Of course, the accusations of elitism are absurd when levelled by a historically privileged, white, middle-class man even in the simplest of equations. However, they take on a particularly ridiculous aspect when levelled at someone - like me - who has spent most of her life fighting for the very privileges my accusers take for granted: right to live where and how I want; ability to work at a job that I love; right to be friends and socialise with people without cultural constraints; the opportunity to read and learn and speak my mind.  And yes, even these are privileges that I have fought all my life for: a university education that was made possible only through merit-based scholarships and minimum wage jobs; the opportunity to write - and yes, that too is privilege as I neither have the familial riches nor the welfare state to pay my bills while I pursue my 'creative' ambitions; the very small liberty to pick my own partner or indeed choose not to marry at all.  

Strangely enough, if I were from a truly elite background, born to rich and powerful parents, married to other rich and powerful people, but could spout leftist incoherence about India and the world, and never once challenged the dominant paradigms of the hegemonic narratives, I would be welcomed as a darling of this very European 'liberal' circle. 

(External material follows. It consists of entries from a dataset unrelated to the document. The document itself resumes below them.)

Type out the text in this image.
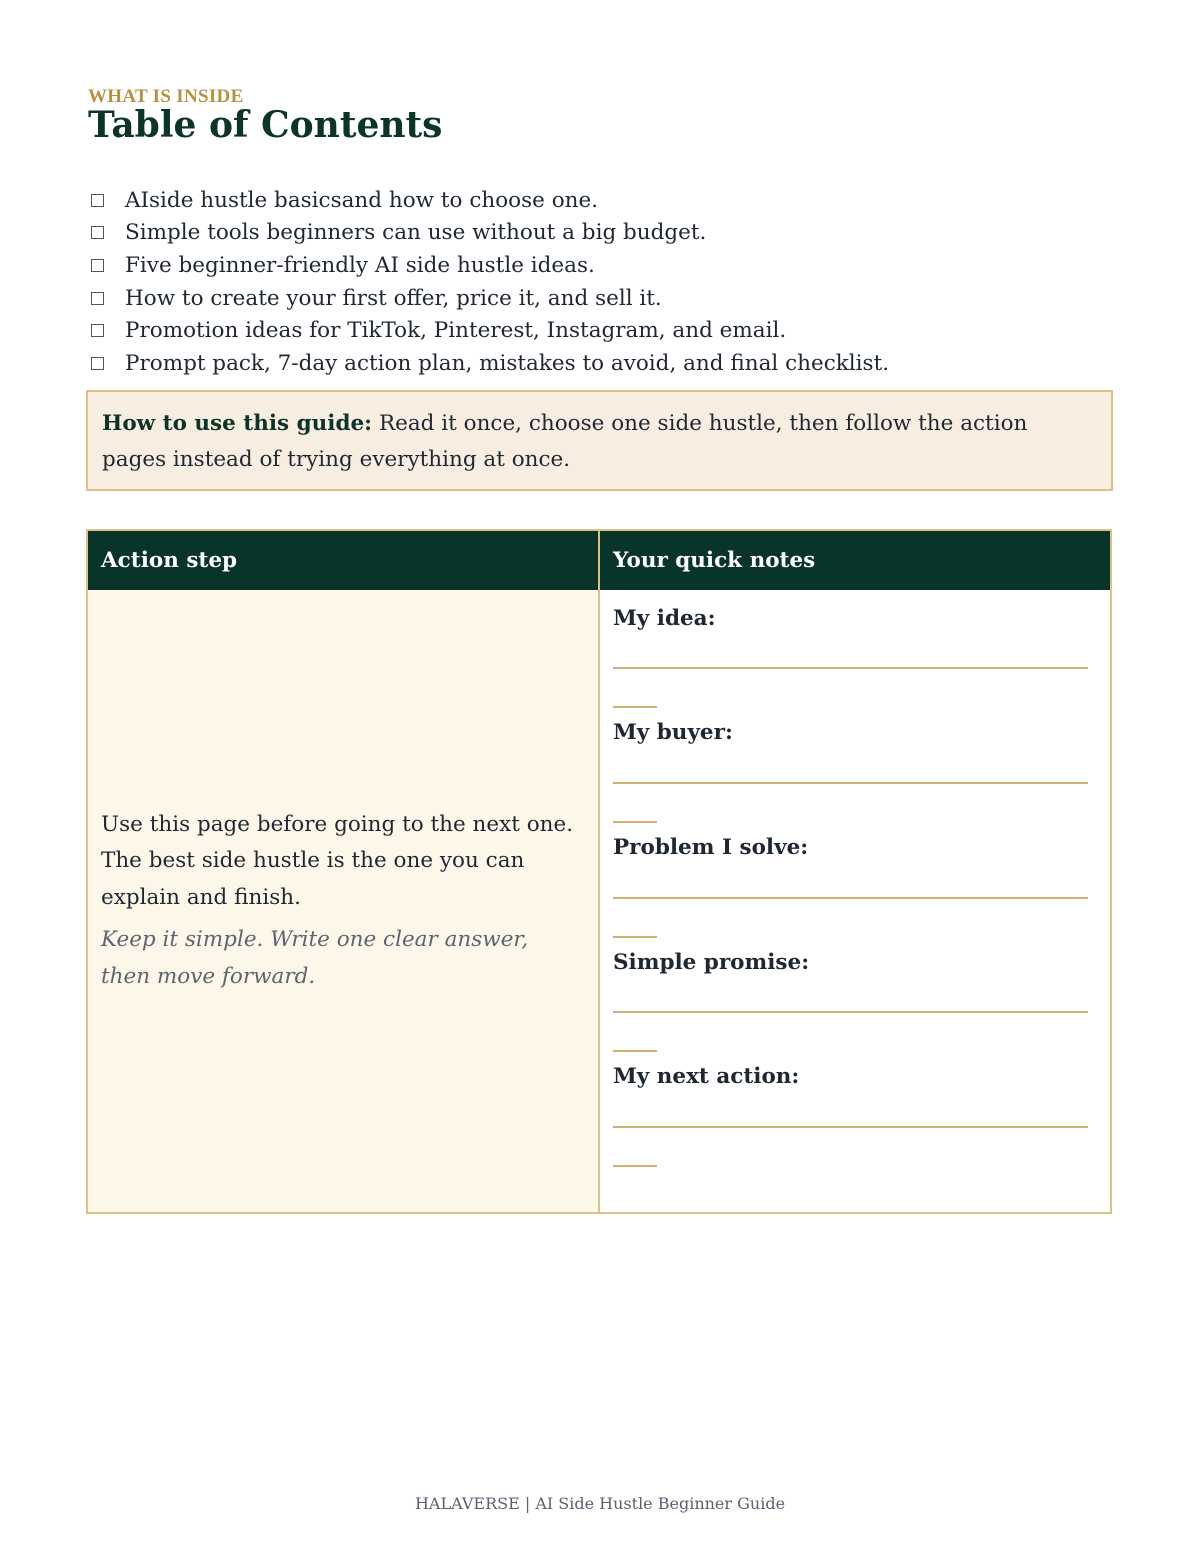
WHAT IS INSIDE
Table of Contents
AIside hustle basicsand how to choose one.
Simple tools beginners can use without a big budget.
Five beginner-friendly AI side hustle ideas.
How to create your first offer, price it, and sell it.
Promotion ideas for TikTok, Pinterest, Instagram, and email.
Prompt pack, 7-day action plan, mistakes to avoid, and final checklist.
How to use this guide: Read it once, choose one side hustle, then follow the action pages instead of trying everything at once.
Action step	Your quick notes

Use this page before going to the next one. The best side hustle is the one you can explain and finish.

Keep it simple. Write one clear answer, then move forward.

My idea:
My buyer:
Problem I solve:
Simple promise:
My next action:
HALAVERSE | AI Side Hustle Beginner Guide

You see, my crime - at least in the eyes of western 'liberals' - is the same as that of many millions of Indians (and indeed others of the developing world) who are increasingly climbing past the historical economic and political barriers to claim an equal spot at the table: we are the wrong kind of 'elite.'  Self-made, self-taught, fighters to the core, I and many more like me are elite because we have made our way from scratch. And because we are self-made, we are unfettered by the Fanonian psychological baggage that plagues the old established elites from the former colonies. Because we are self-made, we are not beholden to anyone else for our intellectual, economic or political successes. And we are frightening because we cannot be controlled or indeed patronised. 

In fact, the only way the western illiberal liberal has to deal with this upcoming 'elite' from developing countries is by dismissing us as 'posh' (complete with its not so subtle corollary of de-racination). Ironically enough, as the world changes (and faster every day), even that won't keep us out of the gates and silent for long.